Patrick is expected to make her 100th IndyCar start next month in Birmingham. She also turns 29 years old this Friday.


The series unveiled a host of changes during the off-season, including a sanction body name change from the Indy Racing League to INDYCAR.

Double-file restarts will be used for all races this year. Series officials announced the new restart format for ovals only in January, but after receiving input from drivers, teams and fans, officials incorporated road/street courses to the format earlier this month.

Side-by-side restarts in IndyCar will be similar to NASCAR's restart procedure, which was adopted during the 2009 season.

Officials continue to contemplate the "free pass" or "lucky dog" rule that is used in NASCAR. The rule allows the first driver on the non-lead lap to advance his or her position to the tail end of the lead lap for a restart.

Other changes include: pit selection based on the qualifying performance from the previous race at the same type of track (oval or street/road course), a new location for the pit commit line at each track and increased time for the first practice of a race.

Sunoco becomes the fuel supplier for the series this year. Firestone continues to be the sole tire distributor. But Firestone will exit the sport at the conclusion of this season.

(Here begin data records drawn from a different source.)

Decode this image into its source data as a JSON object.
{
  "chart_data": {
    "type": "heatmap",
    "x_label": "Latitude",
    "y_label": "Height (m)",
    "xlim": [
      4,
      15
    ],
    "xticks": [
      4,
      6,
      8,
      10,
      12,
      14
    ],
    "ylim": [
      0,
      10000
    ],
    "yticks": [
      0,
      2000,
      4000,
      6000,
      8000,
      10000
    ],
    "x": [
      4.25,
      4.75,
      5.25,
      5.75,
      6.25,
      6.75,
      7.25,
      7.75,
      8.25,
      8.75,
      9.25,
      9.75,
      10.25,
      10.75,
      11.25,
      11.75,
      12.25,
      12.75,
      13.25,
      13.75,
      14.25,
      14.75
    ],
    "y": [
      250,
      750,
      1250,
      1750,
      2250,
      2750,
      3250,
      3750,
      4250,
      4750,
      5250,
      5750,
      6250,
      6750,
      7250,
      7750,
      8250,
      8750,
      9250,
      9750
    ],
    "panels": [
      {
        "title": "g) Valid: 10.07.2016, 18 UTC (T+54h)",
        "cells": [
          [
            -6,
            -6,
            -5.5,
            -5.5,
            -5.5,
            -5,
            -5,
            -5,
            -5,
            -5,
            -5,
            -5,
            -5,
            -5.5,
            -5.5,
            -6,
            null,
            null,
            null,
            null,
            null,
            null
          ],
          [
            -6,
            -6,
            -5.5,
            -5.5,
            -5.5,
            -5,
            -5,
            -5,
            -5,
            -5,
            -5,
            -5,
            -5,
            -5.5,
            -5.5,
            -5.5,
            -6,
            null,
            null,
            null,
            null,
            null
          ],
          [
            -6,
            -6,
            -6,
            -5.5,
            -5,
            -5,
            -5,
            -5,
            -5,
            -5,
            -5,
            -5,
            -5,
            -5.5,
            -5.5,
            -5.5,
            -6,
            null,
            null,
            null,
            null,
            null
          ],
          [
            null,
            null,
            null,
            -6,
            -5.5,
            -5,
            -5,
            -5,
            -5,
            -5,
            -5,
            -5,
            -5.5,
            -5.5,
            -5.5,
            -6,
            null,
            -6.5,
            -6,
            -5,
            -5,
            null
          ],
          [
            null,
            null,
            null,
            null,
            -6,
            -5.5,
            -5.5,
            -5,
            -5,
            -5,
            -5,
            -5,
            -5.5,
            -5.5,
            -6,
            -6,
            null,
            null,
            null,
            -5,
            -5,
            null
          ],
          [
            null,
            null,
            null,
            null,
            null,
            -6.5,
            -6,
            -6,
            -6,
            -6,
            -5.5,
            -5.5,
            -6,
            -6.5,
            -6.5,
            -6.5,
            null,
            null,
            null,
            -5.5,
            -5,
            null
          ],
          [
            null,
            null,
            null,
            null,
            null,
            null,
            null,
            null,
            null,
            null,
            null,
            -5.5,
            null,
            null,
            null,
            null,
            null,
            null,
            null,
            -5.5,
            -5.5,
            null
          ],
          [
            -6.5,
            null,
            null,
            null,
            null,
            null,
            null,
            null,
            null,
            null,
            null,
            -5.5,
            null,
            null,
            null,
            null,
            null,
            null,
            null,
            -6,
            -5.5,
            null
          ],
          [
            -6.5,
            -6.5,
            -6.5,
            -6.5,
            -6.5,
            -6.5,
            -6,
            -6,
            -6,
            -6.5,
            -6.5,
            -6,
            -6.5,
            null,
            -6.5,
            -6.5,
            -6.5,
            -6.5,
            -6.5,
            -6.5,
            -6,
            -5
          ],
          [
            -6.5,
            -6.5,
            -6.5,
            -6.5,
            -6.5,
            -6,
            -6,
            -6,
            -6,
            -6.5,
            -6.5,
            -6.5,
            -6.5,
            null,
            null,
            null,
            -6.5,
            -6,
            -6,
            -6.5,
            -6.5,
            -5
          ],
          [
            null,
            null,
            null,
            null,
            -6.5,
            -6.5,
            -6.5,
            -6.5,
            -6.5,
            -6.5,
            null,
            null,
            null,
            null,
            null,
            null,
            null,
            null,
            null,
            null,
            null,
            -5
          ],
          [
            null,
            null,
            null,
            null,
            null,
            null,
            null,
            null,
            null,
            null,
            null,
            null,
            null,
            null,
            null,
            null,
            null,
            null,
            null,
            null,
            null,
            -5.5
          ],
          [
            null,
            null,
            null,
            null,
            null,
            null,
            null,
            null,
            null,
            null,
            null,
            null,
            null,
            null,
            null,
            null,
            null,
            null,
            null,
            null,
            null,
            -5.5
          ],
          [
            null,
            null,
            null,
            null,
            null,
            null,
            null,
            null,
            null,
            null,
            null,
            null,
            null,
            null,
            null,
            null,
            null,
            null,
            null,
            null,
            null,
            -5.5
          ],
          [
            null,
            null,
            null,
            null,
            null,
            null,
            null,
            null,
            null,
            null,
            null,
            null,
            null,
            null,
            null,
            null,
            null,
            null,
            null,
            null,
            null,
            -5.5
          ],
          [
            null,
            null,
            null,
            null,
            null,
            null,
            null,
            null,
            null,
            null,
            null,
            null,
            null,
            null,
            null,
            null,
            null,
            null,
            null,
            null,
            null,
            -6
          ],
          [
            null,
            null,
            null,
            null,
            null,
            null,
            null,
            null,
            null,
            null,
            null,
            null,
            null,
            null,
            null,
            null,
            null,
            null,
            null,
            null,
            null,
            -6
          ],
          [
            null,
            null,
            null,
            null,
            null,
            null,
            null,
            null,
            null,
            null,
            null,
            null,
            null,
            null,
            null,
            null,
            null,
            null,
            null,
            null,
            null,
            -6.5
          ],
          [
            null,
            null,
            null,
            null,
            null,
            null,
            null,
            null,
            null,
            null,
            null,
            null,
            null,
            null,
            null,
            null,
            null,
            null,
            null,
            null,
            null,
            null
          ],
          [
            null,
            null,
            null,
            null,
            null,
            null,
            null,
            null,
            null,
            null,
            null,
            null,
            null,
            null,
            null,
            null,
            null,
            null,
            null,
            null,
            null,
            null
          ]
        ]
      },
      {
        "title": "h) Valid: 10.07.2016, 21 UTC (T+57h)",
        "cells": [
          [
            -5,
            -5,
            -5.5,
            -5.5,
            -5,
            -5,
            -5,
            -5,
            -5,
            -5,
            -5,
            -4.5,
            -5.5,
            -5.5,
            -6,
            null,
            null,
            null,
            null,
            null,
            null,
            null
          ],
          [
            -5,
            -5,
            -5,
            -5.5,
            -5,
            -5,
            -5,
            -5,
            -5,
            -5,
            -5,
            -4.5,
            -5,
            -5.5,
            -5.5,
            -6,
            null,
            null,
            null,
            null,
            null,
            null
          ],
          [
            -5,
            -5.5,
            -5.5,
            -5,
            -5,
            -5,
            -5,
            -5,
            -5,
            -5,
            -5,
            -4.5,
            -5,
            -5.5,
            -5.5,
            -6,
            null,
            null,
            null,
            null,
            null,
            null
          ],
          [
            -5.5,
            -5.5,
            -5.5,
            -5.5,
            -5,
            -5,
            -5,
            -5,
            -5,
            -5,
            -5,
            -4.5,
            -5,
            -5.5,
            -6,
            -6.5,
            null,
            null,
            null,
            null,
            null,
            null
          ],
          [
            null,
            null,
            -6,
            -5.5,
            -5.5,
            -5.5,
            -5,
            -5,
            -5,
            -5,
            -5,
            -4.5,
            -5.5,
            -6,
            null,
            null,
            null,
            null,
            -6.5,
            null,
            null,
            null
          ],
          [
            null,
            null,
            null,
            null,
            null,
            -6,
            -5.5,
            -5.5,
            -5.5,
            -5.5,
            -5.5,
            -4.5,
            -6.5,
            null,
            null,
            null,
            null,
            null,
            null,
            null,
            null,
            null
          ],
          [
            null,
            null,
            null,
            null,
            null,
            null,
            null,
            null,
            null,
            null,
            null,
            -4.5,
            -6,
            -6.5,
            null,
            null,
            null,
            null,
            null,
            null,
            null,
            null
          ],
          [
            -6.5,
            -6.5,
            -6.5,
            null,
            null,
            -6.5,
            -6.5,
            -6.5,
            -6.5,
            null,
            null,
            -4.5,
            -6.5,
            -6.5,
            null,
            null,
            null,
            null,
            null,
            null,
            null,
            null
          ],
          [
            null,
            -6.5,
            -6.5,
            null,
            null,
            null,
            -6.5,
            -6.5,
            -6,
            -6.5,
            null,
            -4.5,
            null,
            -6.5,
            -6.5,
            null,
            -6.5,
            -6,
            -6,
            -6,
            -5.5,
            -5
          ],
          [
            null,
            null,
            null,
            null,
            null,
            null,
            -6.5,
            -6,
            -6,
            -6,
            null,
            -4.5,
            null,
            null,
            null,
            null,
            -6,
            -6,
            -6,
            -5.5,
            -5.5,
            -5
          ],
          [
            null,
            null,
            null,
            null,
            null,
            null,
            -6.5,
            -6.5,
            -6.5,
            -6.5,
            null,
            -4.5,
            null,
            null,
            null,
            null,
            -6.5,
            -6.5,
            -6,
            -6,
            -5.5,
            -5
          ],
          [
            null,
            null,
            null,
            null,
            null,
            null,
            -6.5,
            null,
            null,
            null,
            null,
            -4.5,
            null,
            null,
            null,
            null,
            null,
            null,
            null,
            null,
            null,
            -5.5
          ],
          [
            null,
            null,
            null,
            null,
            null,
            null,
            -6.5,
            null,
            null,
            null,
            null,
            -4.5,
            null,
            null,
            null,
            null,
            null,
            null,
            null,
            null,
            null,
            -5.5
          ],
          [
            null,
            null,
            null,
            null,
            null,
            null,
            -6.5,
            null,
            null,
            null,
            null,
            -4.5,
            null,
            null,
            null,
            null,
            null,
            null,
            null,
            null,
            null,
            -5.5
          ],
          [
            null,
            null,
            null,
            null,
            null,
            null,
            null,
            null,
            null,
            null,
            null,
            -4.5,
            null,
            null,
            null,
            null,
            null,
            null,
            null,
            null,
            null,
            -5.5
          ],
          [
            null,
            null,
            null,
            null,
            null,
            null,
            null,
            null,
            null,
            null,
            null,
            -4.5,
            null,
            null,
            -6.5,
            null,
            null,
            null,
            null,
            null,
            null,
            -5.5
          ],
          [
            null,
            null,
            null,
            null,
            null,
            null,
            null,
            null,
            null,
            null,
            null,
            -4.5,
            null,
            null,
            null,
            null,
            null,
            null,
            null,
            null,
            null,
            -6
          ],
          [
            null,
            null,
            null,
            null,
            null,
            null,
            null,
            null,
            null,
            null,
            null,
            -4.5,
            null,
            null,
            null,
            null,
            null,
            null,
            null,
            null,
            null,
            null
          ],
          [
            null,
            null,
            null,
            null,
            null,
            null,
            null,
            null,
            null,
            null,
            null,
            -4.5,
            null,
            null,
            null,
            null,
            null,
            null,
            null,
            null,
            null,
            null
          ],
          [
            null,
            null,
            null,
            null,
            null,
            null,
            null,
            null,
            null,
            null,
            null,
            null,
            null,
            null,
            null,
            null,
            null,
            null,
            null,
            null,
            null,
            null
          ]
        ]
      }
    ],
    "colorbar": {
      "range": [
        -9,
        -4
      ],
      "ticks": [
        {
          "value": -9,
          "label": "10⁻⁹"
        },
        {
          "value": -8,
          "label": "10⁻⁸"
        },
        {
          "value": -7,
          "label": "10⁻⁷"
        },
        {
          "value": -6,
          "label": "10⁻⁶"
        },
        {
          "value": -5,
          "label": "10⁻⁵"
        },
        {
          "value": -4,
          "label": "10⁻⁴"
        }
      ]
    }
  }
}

Recently, the series announced a maximum of 26 cars will make up the starting field for all races, excluding the Indianapolis 500 and the Las Vegas finale. The Indy 500 will maintain its traditional 33-car field, while Las Vegas will include a field of 30 to accommodate additional entries (non-IndyCar competitors) participating in the $5 million challenge.


IndyCar will run on the streets of downtown Baltimore for the first time this year. The September 4 Baltimore Grand Prix will be the final road/street course on the schedule.

Las Vegas and New Hampshire return to the series after each track was absent from the schedule for more than a decade. The series did not run at Milwaukee last year, but the flat one-mile track was added for this season.

Texas is a "double-header." The June 11 Firestone Twin 275s will pay half the points and half the bonus prizes for each event. A blind draw will determine the starting field for the second race. Traditional oval qualifying will set the grid for the first one.

The last IndyCar double-header occurred under CART sanction in 1981 at Atlanta, with Rick Mears winning both of those races.